経営理念とは、その企業にとっての理想的な姿勢や方針について、象徴的に明文化したものと言えるでしょう。そこには、創業者や経営者がどのような思いで企業を創設あるいは運営しているのかということが表されています。

企業の活動目的について考えた際、直接的には多くの収益を上げるためという目的に行き着くでしょう。では、収益を上げるためなら、なり振り構わずどんな手段でも取るべきなのでしょうか? 答えは自ずと否となるでしょう。

収益獲得のみを目指し、他には目もくれないという姿勢では、顧客や取引先、ひいては働き手である従業員からの信用を失います。社会からその存在意義を疑問視され、極めて危うい状態に陥ってしまうでしょう。

企業を長く健全に継続させていくには、経営を通して社会的に有益な役割を担うことが第一と言えます。世の中に豊かさを還元させる事業に従事することで社会に受容され、信頼を獲得していけば、社会と企業の良好な関係が構築され、継続的かつ安定的に収益を上げていくことが可能です。

このような社会貢献に根ざして存在する企業の方が、収益のみを目当てとして手段を選ばないスタイルより、遥かに堅実かつ合理的な在り方と言えます。社会に貢献する企業であるとアピールする方法の1つが、経営理念に当たります。

経営理念の意義

大手企業の経営理念について調べると、そこにはある共通点が見受けられます。それは、いずれも社会貢献を謳う内容であること、お客様と従業員の双方に向けられたメッセージであること、という点です。そこには2つの意義が込められていると言えます。

まず1つ目には、社会貢献についてお客様や取引先などを始めとする社会に向けてアピールし、これを実践することで企業的価値を高めることが挙げられるでしょう。世の中にメリットをもたらす企業であることを経営理念という形で示すことにより、社会的な好感度を上げ、企業目的である収益獲得の継続性に結び付ける意図が伺えます。

2つ目として、従業員ならびに社員に向けて、行動指針を示すことが挙げられます。自分の所属する企業がどういう考え方で事業に取り組んでいるのか、それを周知させることによって、働き手1人1人にどのような姿勢で業務に臨むべきか促すことができます。

経営理念を従業員や社員に浸透させられれば、企業に属する1人1人が経営者と理念を共有する状態となります。
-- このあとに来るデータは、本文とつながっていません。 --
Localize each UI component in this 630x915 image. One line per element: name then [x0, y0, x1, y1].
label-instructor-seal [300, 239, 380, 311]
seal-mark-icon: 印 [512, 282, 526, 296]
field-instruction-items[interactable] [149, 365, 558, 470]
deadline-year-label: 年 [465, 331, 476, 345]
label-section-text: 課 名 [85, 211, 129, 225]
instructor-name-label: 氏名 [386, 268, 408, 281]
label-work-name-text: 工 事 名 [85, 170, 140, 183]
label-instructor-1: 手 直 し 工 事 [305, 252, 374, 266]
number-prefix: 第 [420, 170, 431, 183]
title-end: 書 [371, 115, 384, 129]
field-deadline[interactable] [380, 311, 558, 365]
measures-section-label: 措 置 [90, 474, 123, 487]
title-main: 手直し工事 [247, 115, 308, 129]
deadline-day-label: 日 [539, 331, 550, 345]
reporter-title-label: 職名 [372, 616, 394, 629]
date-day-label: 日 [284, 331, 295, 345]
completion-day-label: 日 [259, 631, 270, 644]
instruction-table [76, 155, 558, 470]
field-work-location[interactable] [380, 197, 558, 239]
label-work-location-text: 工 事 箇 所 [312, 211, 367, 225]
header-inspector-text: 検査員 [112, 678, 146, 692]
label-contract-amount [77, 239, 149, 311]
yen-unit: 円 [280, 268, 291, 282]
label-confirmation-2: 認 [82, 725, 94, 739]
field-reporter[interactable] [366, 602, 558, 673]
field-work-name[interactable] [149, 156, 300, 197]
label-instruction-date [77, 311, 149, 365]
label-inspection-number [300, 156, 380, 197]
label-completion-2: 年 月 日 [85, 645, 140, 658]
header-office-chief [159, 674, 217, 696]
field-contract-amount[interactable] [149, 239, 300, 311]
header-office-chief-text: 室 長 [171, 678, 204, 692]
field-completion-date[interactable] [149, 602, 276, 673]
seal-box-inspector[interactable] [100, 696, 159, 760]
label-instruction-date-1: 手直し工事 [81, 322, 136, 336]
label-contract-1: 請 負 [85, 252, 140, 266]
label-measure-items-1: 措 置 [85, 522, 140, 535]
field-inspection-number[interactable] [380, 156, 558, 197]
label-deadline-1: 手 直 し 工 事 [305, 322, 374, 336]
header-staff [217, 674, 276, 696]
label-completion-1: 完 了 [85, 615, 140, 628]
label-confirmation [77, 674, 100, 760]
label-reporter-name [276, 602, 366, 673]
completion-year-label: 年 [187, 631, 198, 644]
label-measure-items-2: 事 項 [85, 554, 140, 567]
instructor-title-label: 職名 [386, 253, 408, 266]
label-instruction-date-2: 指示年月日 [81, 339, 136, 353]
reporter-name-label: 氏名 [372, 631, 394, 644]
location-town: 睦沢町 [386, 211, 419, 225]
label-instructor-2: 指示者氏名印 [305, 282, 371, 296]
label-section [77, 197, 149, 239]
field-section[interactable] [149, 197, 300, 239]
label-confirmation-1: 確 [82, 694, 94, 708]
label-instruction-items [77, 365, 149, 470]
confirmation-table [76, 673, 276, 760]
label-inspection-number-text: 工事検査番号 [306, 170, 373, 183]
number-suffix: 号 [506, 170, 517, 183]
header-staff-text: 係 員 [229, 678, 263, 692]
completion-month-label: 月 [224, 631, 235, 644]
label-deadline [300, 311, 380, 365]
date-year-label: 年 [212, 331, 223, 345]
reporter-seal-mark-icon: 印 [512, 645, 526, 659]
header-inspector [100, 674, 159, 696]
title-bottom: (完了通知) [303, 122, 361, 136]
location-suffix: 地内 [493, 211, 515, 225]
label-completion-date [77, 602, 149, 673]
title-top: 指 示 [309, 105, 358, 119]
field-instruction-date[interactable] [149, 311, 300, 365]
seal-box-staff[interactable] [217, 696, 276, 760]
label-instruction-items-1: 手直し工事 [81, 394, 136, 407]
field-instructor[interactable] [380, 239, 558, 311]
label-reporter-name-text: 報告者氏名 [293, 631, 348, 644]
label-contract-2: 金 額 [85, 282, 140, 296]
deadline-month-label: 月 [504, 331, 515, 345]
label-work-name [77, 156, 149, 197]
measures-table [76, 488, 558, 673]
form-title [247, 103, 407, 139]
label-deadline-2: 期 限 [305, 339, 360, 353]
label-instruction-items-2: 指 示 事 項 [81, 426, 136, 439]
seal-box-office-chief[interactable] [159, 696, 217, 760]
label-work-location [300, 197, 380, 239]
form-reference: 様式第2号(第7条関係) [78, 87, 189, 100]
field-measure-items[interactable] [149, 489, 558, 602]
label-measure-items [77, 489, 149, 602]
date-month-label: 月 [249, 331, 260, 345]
そうなれば、働き手各々が自主的に経営理念に合致した判断による業務姿勢を取れるようになり、ひいてはそれが労働意欲の向上や業績UPなど、企業の発展に寄与することとなるでしょう。

これら経営理念の意義2点を鑑みれば、経営理念を企業メリットに繋げるための条件が浮かび上がります。それは、経営理念と企業の活動の双方が矛盾していない、ということです。
企業の実態が経営理念とまるで一致していない場合、社会的な信頼を得るどころか返ってこれを損なうことになりかねません。

また、従業員および社員の立場からは、経営理念に即した判断で業務を行ったにも関わらず全く評価されないという状況となってしまいます。そうなると、どのように仕事に取り組めば良いのかわからず、結果的に労働意欲の低下や業績悪化をもたらしてしまうことでしょう。

経営理念が有益な効果を発揮するには、まずはこれを充分に反映させた企業体制であることが求められます。

まとめ

以上のように、経営理念とは、経営者が自分の企業についてその在り方や経営姿勢について社会貢献に即して明示したメッセージであり、これを掲げる意義としては、社会的信頼性の確保と、従業員ならびに社員の労働姿勢の質的向上が挙げられる、ということについて確認してまいりました。参考にしていただければ幸いです。